In fact, expectations about personal finances a year from now sank to a record low in the monthly consumer confidence survey released Tuesday by the University of Florida.
Overall consumer confidence statewide for July continued to retract, falling 2 points to 65, the lowest level in 16 months. But the survey component tracking personal finances stuck out, falling 4 points to 72.
Chris McCarty, director of UF's Survey Research Center in the Bureau of Economic and Business Research, said personal finance expectations have never been so low since the state began tracking consumer sentiment in February 1985.
McCarty blames the Deepwater Horizon oil spill for dampening spirits when there were signs the economy was improving.
Florida's unemployment rate has fallen three months in a row since hitting a record 12.3 percent. Large corporate layoffs have stopped. Housing prices may decline further, but they've been relatively stable for more than a year.
Uncertainty abounds because of the environmental and economic tragedy in the gulf.

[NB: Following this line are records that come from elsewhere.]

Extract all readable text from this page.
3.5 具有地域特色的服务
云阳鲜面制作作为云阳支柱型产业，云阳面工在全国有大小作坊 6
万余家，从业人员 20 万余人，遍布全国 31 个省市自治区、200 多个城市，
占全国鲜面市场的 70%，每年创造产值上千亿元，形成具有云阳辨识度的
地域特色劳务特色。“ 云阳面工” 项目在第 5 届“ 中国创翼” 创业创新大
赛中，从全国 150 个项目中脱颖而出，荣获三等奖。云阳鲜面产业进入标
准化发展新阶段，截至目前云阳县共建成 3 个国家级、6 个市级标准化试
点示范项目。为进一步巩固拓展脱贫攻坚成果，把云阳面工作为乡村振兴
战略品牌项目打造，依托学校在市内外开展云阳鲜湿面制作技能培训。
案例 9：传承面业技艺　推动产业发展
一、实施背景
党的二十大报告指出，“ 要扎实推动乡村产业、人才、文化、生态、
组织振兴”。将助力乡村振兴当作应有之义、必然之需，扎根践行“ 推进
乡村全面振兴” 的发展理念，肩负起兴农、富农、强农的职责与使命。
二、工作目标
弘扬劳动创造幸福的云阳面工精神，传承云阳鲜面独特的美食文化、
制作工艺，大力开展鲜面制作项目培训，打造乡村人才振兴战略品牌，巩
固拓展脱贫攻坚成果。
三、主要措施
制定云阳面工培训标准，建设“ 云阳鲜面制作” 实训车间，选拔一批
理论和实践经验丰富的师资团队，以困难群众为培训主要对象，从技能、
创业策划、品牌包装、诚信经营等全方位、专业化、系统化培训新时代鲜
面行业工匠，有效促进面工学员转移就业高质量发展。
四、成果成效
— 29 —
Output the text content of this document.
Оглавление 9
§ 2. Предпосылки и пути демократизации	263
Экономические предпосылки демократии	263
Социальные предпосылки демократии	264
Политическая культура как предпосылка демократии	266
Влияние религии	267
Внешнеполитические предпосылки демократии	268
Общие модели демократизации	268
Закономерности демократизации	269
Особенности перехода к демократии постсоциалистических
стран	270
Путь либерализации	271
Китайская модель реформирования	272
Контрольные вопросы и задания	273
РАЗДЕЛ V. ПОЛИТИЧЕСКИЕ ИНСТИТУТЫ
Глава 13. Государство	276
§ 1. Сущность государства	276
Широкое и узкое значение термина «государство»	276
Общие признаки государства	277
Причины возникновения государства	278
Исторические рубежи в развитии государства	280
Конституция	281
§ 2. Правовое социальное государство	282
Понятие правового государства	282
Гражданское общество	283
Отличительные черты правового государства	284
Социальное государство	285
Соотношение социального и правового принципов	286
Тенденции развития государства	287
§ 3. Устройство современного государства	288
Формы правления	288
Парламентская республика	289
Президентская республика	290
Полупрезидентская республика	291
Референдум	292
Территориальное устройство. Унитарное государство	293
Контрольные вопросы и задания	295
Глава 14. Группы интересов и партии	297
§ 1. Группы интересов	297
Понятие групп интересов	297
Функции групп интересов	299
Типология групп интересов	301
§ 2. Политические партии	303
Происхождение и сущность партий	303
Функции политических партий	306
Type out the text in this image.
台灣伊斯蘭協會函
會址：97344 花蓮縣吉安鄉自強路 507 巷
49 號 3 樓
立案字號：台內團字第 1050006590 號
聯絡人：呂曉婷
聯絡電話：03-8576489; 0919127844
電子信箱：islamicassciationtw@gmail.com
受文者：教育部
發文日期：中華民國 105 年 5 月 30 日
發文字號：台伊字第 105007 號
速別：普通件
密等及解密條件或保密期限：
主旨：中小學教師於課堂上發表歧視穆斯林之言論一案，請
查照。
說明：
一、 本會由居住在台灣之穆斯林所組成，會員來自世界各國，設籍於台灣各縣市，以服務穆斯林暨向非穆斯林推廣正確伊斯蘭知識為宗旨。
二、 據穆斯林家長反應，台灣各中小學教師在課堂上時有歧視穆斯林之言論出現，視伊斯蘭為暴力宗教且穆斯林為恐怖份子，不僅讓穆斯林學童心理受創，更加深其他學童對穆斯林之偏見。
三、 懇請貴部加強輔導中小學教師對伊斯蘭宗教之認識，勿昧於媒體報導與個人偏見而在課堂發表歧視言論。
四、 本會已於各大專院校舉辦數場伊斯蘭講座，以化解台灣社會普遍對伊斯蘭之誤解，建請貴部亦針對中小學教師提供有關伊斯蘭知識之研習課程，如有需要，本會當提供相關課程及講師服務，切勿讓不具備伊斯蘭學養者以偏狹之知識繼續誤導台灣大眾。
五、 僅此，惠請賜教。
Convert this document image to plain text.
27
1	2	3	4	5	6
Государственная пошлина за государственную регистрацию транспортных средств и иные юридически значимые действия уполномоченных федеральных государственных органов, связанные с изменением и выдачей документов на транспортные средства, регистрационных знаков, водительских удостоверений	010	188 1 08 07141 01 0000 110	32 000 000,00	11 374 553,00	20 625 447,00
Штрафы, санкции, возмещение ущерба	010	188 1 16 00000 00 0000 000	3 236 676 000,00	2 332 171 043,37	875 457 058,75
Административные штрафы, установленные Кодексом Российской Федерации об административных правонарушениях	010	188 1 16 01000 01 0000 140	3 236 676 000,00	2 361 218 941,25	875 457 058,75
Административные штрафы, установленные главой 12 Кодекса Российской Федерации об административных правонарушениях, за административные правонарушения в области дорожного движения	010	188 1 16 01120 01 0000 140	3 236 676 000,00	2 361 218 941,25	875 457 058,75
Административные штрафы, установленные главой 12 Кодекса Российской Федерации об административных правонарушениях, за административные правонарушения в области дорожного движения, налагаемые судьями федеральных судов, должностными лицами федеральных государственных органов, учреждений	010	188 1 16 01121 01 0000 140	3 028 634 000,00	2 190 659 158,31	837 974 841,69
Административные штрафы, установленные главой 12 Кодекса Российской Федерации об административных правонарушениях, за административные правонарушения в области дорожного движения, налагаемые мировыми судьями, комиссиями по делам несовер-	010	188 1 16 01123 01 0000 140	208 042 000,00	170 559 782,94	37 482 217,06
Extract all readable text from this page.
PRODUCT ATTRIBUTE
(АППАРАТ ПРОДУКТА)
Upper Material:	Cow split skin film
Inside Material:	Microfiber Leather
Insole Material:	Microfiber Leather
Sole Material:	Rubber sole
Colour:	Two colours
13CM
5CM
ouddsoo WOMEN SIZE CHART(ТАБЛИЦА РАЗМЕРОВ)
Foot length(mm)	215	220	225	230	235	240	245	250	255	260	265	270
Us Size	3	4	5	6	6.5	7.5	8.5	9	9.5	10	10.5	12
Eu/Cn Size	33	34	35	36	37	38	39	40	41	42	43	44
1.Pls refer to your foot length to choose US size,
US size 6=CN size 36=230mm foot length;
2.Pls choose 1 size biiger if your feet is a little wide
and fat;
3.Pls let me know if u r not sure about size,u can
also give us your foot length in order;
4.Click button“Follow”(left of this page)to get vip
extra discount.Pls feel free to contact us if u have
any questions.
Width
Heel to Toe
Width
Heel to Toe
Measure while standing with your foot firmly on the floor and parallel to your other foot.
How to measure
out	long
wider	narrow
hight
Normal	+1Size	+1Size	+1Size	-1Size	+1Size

"Floridians do not anticipate a good outcome to the spill's effect on the Florida economy," McCarty said, comparing the spill's potential threat to the financial meltdown in fall 2008 when Freddie Mac and Fannie Mae fell into conservatorship.
"Anecdotal evidence suggests that future reports of taxable sales will show a decline, attributable both to declines in tourism and caution on the part of Florida consumers, who are uncertain about the effect of the spill's aftermath on their future finances," he added.
Separately, the Conference Board reported Tuesday that national consumer confidence also fell in July to its lowest level since February. The index fell to 50.4 compared with an upwardly revised 54.3 in June.
"Consumers continue to grow increasingly more pessimistic about the short-term outlook," said Lynn Franco, director of the Conference Board Consumer Research Center. "Concerns about business conditions and the labor market are casting a dark cloud over consumers that is not likely to lift until the job market improves."